La lombalgie
Par le Dr Dominique PLAT, rhumatologue, Le Mans.
La lombalgie constitue un problème majeur de santé publique dans nos sociétés modernes ; en effet 70 % des personnes ont au cours de leur vie au moins un épisode lombalgique. Dans la grande majorité des cas, l’évolution se fait naturellement vers la guérison. Cependant dans un petit nombre de cas, la lombalgie peut devenir permanente et invalidante : on parle alors de lombalgie « chronique ». Or il existe des solutions pour réduire ce risque de passage à la chronicité.
Plusieurs raisons expliquent cette augmentation de la lombalgie dans notre société, notamment :
- notre mode de vie sédentaire, en particulier le fait que l’on marche de moins en moins
- l’excès de poids qui s’aggrave dans notre population du fait de régimes alimentaires inadaptés
- le stress, source de contraintes physiques et psychologiques accrues.
Comprendre le dos
La colonne vertébrale, ou rachis, est constituée de vertèbres, rigides et solides, séparées par des disques souples qui assurent sa mobilité et absorbent les chocs. Une colonne vertébrale en bonne santé supporte sans douleur le poids du corps. Elle comporte de profil des courbures qui assurent le bon équilibre du corps et permettent de bien absorber les contraintes liées aux mouvements et à la marche.

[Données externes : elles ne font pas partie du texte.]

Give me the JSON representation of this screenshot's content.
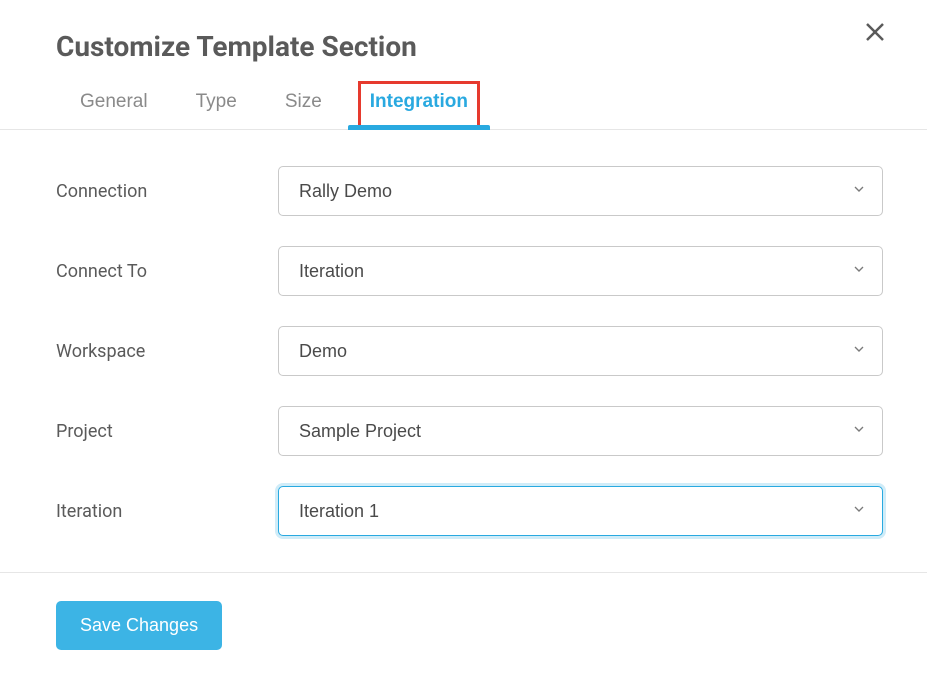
{
  "title": "Customize Template Section",
  "tabs": {
    "general": "General",
    "type": "Type",
    "size": "Size",
    "integration": "Integration"
  },
  "form": {
    "connection": {
      "label": "Connection",
      "value": "Rally Demo"
    },
    "connect_to": {
      "label": "Connect To",
      "value": "Iteration"
    },
    "workspace": {
      "label": "Workspace",
      "value": "Demo"
    },
    "project": {
      "label": "Project",
      "value": "Sample Project"
    },
    "iteration": {
      "label": "Iteration",
      "value": "Iteration 1"
    }
  },
  "footer": {
    "save_label": "Save Changes"
  }
}
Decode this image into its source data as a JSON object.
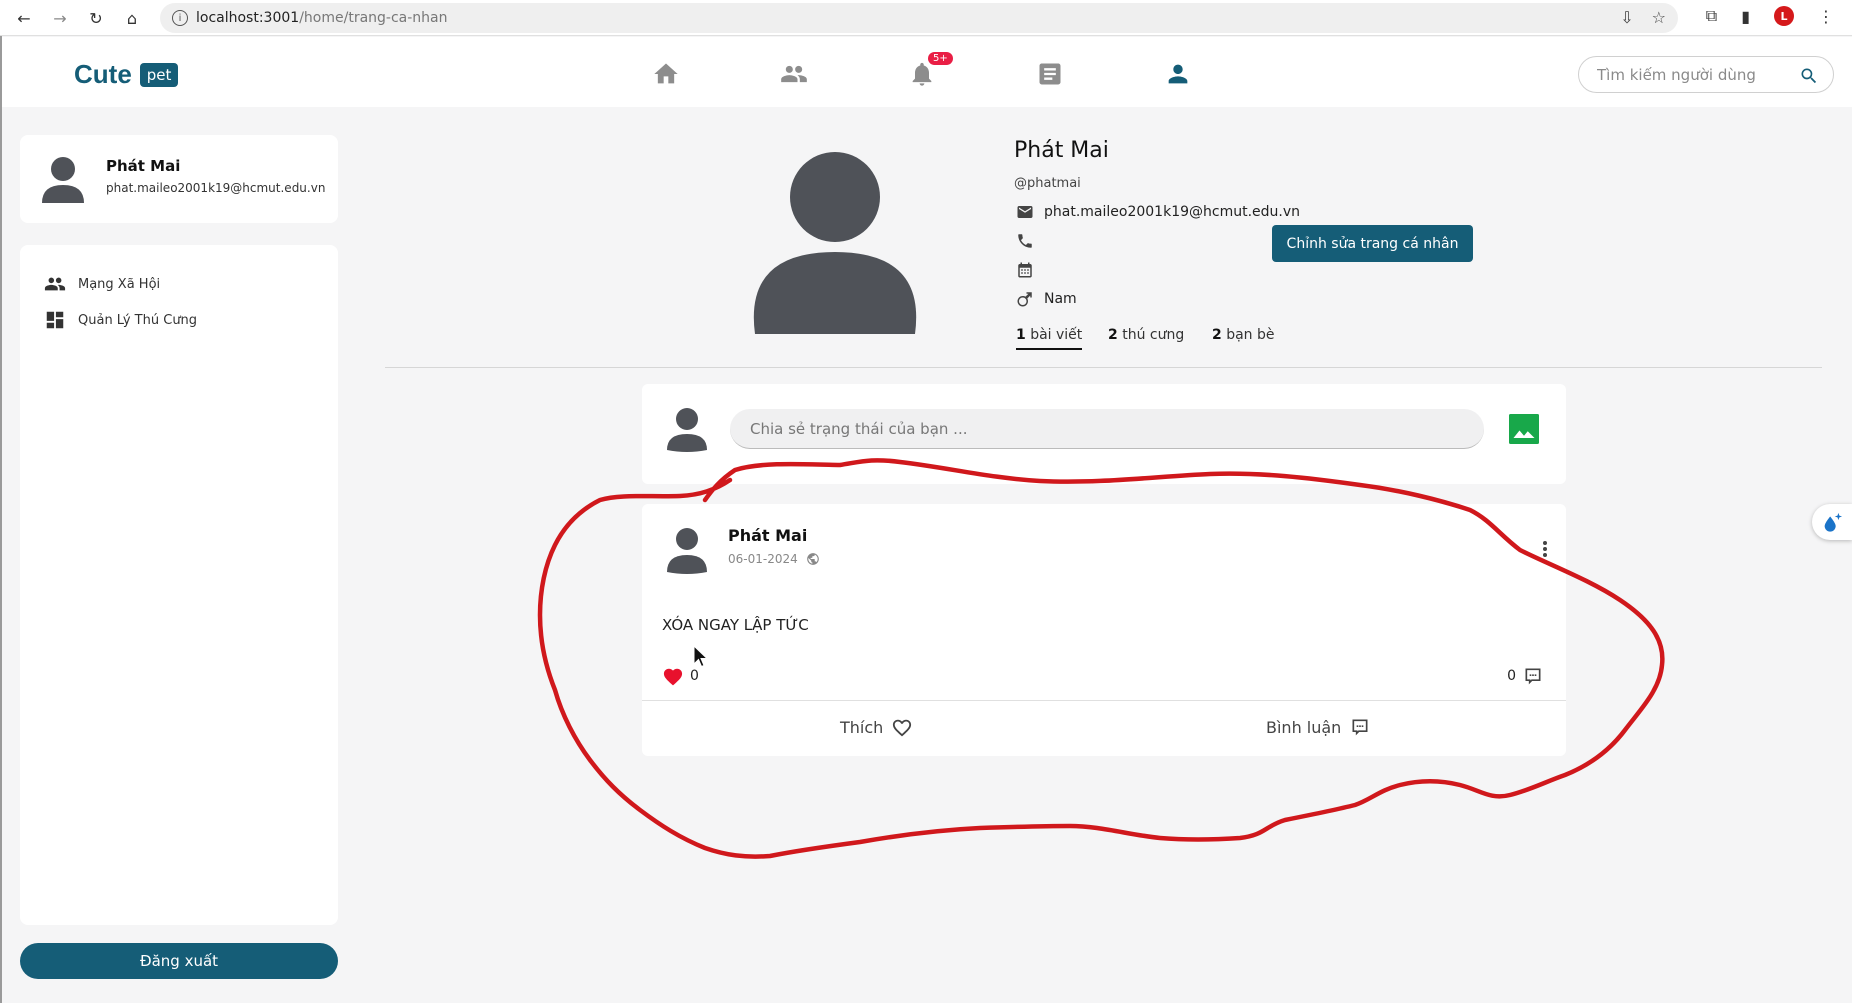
{
  "browser": {
    "url_host": "localhost:3001",
    "url_path": "/home/trang-ca-nhan",
    "profile_initial": "L"
  },
  "header": {
    "logo_text": "Cute",
    "logo_badge": "pet",
    "nav": [
      "home-icon",
      "friends-icon",
      "bell-icon",
      "article-icon",
      "person-icon"
    ],
    "notification_badge": "5+",
    "search_placeholder": "Tìm kiếm người dùng"
  },
  "sidebar": {
    "user_name": "Phát Mai",
    "user_email": "phat.maileo2001k19@hcmut.edu.vn",
    "items": [
      {
        "label": "Mạng Xã Hội",
        "icon": "people-icon"
      },
      {
        "label": "Quản Lý Thú Cưng",
        "icon": "dashboard-icon"
      }
    ],
    "logout_label": "Đăng xuất"
  },
  "profile": {
    "name": "Phát Mai",
    "handle": "@phatmai",
    "email": "phat.maileo2001k19@hcmut.edu.vn",
    "phone": "",
    "birthday": "",
    "gender": "Nam",
    "edit_label": "Chỉnh sửa trang cá nhân",
    "stats": [
      {
        "count": "1",
        "label": "bài viết"
      },
      {
        "count": "2",
        "label": "thú cưng"
      },
      {
        "count": "2",
        "label": "bạn bè"
      }
    ]
  },
  "composer": {
    "placeholder": "Chia sẻ trạng thái của bạn ..."
  },
  "post": {
    "author": "Phát Mai",
    "date": "06-01-2024",
    "content": "XÓA NGAY LẬP TỨC",
    "like_count": "0",
    "comment_count": "0",
    "like_label": "Thích",
    "comment_label": "Bình luận"
  },
  "colors": {
    "primary": "#155d77",
    "like_red": "#e8112d",
    "annotation_red": "#d0181c",
    "image_green": "#18a84a"
  }
}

Pour en savoir plus : L'anatomie du dos
Insistons sur les muscles qui jouent un rôle capital dans la bonne santé du dos, avec d’une part les muscles de la colonne vertébrale (qui l’encadrent et la maintiennent à la manière des haubans d’un mât), et d’autre part les abdominaux qui contribuent beaucoup à soulager le dos (s’ils sont correctement musclés bien sûr).
Comprendre la lombalgie
Par définition, la lombalgie est une douleur du bas du dos. C’est un symptôme dont les causes peuvent être variées, mais dans la grande majorité des cas, il s’agit d’une « lombalgie commune », par opposition aux lombalgies en rapport avec une maladie spécifique : ostéoporose, rhumatisme inflammatoire, infection, lésion osseuse, voire parfois une cause extra rachidienne.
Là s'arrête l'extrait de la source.